Les lois des hommes s’appliquent aux hommes et constituent l’éthique d’un corps social constitué dans le cadre de l’Etat civil. Les animaux, me semble-t-il, en sont restés à l’Etat de nature, n’ayant jamais constitué de société, au sens humain du terme. Nos lois, légitimes pour nous, ne sont pour eux qu’une violence sans autorité, celle de la loi du plus fort, et jouant sur les mots pour dire ce que ce drame intervenant sur une  commune qui s’appelle Saint-Leu m’inspire, je dirais que l’homme est un loup pour le requin[1].

Peut-on les éradiquer au nom de la morale ? Je n’en suis pas sûr.
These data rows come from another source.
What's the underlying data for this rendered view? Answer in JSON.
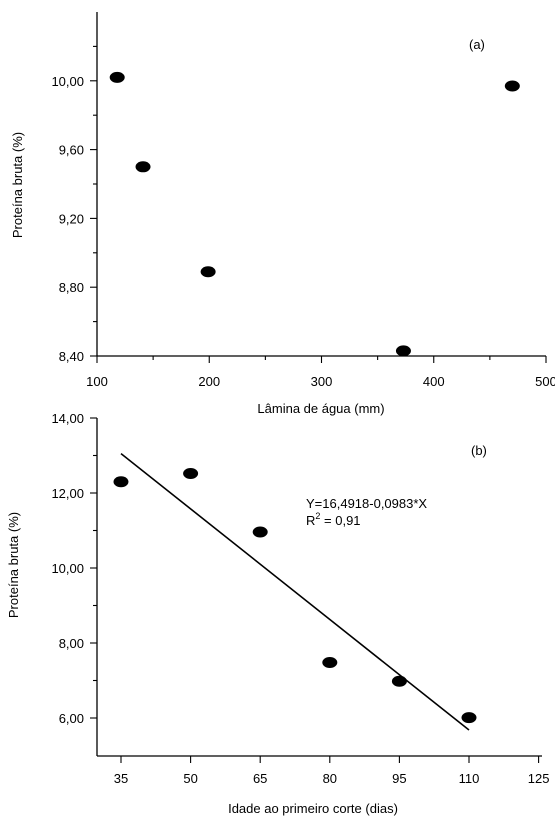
{
  "chart_data": [
    {
      "type": "scatter",
      "panel_label": "(a)",
      "xlabel": "Lâmina de água (mm)",
      "ylabel": "Proteína bruta (%)",
      "xlim": [
        100,
        500
      ],
      "ylim": [
        8.4,
        10.4
      ],
      "x_ticks": [
        "100",
        "200",
        "300",
        "400",
        "500"
      ],
      "y_ticks": [
        "8,40",
        "8,80",
        "9,20",
        "9,60",
        "10,00"
      ],
      "series": [
        {
          "x": [
            118,
            141,
            199,
            373,
            470
          ],
          "y": [
            10.02,
            9.5,
            8.89,
            8.43,
            9.97
          ]
        }
      ]
    },
    {
      "type": "scatter",
      "panel_label": "(b)",
      "xlabel": "Idade ao primeiro corte (dias)",
      "ylabel": "Proteína bruta (%)",
      "xlim": [
        25,
        125
      ],
      "ylim": [
        5.0,
        14.0
      ],
      "x_ticks": [
        "35",
        "50",
        "65",
        "80",
        "95",
        "110",
        "125"
      ],
      "y_ticks": [
        "6,00",
        "8,00",
        "10,00",
        "12,00",
        "14,00"
      ],
      "equation": "Y=16,4918-0,0983*X",
      "r2_prefix": "R",
      "r2_sup": "2",
      "r2_value": " = 0,91",
      "series": [
        {
          "x": [
            35,
            50,
            65,
            80,
            95,
            110
          ],
          "y": [
            12.3,
            12.52,
            10.96,
            7.48,
            6.98,
            6.01
          ]
        }
      ],
      "fit": {
        "intercept": 16.4918,
        "slope": -0.0983,
        "x_range": [
          35,
          110
        ]
      }
    }
  ]
}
Même si je ne mets pas sur le même plan la vie d’un homme et celle d’une sardine – mais je serais curieux de voir la chose avec les yeux de Dieu. D’un point de vue moral, il me semble que l’acte qui consiste, pour le requin à manger de la chair humaine, et pour l’homme à ouvrir une boite de sardines à l’huile, est du même ordre. Et j’assume ce point de vue très spinoziste. Et si l’un des deux, de l’homme ou de l’animal, est possiblement coupable de crime, c’est évidemment l’homme, car il agit en conscience, et parce qu’il a la capacité à penser ses actes – en l’occurrence à détruire certains équilibres fragiles qui conduisent un squale dangereux à proliférer et à venir chasser trop près du rivage. Mais ce crime, s’il en est un, n’est de toute façon pas contre-nature, car les prédateurs existent naturellement, et ne constituent pas une bizarrerie de la création. C’est le jardin d’Eden, où rien ne meurt ni ne pourrit, où l’agneau vit dans l’intimité du loup, qui constitue un fantasme, une version d’utopia, un eu topos qui est le lieu de nulle part.

Le requin attaque – au moins cette espèce particulière – parce que c’est dans sa nature, et qu’il ne peut s’affranchir de ce qu’il est ; disons-le d’une manière volontairement outrancière : parce que Dieu l’a voulu ainsi, et le créateur étant par définition, par construction conceptuelle, omnipotent, omniconscient, omniscient, il savait le drame avant qu’il advint. Faut-il éradiquer les requins mangeurs d’hommes, comme d’autres espèces nuisibles à l’homme : le tigre, le lion, le crocodile, le moustique, le percepteur d’impôts et le contractuel préposé à la distribution des PV de stationnement ? Peut-on poser cette question aux croyants Dieu ? Mais, c’est plus encore l’avis des écologistes que j’aurais souhaité connaître. Mais je les vois plus promptes à intervenir sur une problématique de couloir de bus qu’à gloser sur la question du statut de l’animale, ou sur la relation de l’homme à la nature.



[1]. J’admets que le jeu sur les mots est un peu tiré par les cheveux – mais comment résister ? –, car j’ignore l’origine du nom de Saint-Leu. Mais je pense qu’il s’agit de Saint-Loup, car en vieux françois, loup se disait leu. La formule « l’homme est un loup pour l’homme » (Homo homini lupus), vulgarisée par Hobbes, est très ancienne, et on la retrouve déjà chez Plaute.